Every character we encounter is waiting for something – for a customer, for a loved one, for death. Though set in Australia, the film is unashamedly a Western, its lone gunslinger hero a cipher for the story’s concerns with independence and liberty. However, the film plays with genre convention and subverts expectations. An early scene set in a matriarch’s drug den recalls any number of frontier town brothels, but Michod drags the trope into much darker, more disturbing territory. This frontier isn’t on the cusp of anything, it’s at the end of it.

Pearce is melancholy but ferocious in his performance as our mysterious protagonist, bringing an exhausted menace to the film. His unclear motivations and single mindedness make for an intriguing first act, but it is only after the arrival of Pattinson that the audience is able to emotionally connect with the film. If it is Pearce’s Eric and his stolen car that provide the film’s plot, it’s Pattinson’s Reynolds that provides its heart. Whilst Eric tests the audience’s patience with an unsympathetic protagonist, Reynolds becomes the audience’s surrogate, terrified, unsure of himself and adrift in this bleak inhumane world. Whilst Reynold’s arc is the most accessible in the film, it is also the most heartbreaking, as his misguided attempts at independence lead him round in circles.

Pattinson is remarkable in the role, with no trace of Twilight‘s pensive Edward Cullen in the darting eyes, jittering limbs and quivering jaw of his emaciated Reynolds, who flinches from an imagined attack anytime someone speaks. The film is at its most engaging when both actors share the screen, with Pattinson’s magnificently watchable freneticism perfectly complementing Pearce’s recessive presence. This tension between performers reinforces the instability of their character’s power dynamic, which sustains the film’s momentum to its conclusion.

Despite the film’s broad vistas and endless roads, it still manages to maintain an oppressively suspenseful tone through its ability to make us care about its small cast of unpredictable and violent characters.
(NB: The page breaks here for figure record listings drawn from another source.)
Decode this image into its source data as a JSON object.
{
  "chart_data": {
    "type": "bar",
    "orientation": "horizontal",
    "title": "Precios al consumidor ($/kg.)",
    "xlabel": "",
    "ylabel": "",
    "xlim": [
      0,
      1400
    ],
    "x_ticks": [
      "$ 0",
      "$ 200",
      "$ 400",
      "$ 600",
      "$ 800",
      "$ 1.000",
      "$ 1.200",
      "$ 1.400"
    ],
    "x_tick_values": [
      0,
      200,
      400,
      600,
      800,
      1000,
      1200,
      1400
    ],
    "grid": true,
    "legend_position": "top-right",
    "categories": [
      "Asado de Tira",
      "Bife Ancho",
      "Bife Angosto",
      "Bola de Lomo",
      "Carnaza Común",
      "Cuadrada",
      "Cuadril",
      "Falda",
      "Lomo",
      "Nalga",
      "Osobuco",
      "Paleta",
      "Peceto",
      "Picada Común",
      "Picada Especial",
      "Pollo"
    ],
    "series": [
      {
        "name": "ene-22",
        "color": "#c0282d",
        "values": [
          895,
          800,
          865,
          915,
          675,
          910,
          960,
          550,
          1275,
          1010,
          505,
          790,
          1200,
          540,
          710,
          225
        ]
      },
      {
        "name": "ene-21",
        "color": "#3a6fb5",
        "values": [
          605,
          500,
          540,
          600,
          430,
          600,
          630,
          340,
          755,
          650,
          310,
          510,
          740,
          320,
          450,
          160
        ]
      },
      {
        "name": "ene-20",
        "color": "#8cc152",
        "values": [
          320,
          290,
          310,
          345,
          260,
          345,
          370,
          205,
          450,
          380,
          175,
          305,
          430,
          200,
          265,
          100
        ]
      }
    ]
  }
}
The shallow colour palette employed by cinematographer Natasha Braier captures the tired frustration of our characters, whilst her creeping cameras create a sense of unease that keeps the audience alert.  In one memorable sequence a camera gradually zooms in on the face of a terrified Pattinson, hiding from bullets behind a motel bed, inviting us to empathise with these characters in their most vulnerable moments. In this way Michod foregrounds the human emotions which could have easily become lost in the dusty wasteland.

Antony Partos’ terrific original score, atonal and abrasive, creates a sense of anticipation, building and building all the way through to the end of the credits. The film features a few moments of levity including perhaps the most left field musical cue in recent memory – you’ll know it when you hear it – which feel incongruous to the film’s otherwise cohesive tone due to their clumsy execution. The film’s self regard can stretch the audience’s patience at times, with moments of unintentional ridiculousness leading to stifled laughter in the screening I attended.

The Rover is magnificently acted, gorgeously shot and wonderfully scored, and tells a complex human story through a tense but straightforward plot. However, it is a film as bleak as the world it depicts, arriving at depressing conclusions about liberty and delusion, and uninterested in offering any real catharsis. The audience in my screening stayed in their seats for almost the entirety of the credit roll. The cinema felt like it was waiting for the ending, for its reassuring resolution. The Rover leaves you, like its characters with a sense of feeling incomplete – the story has concluded, but now we’re left without purpose. This lack of comfort is both its greatest weakness and its masterstroke. Indeed, what is the point?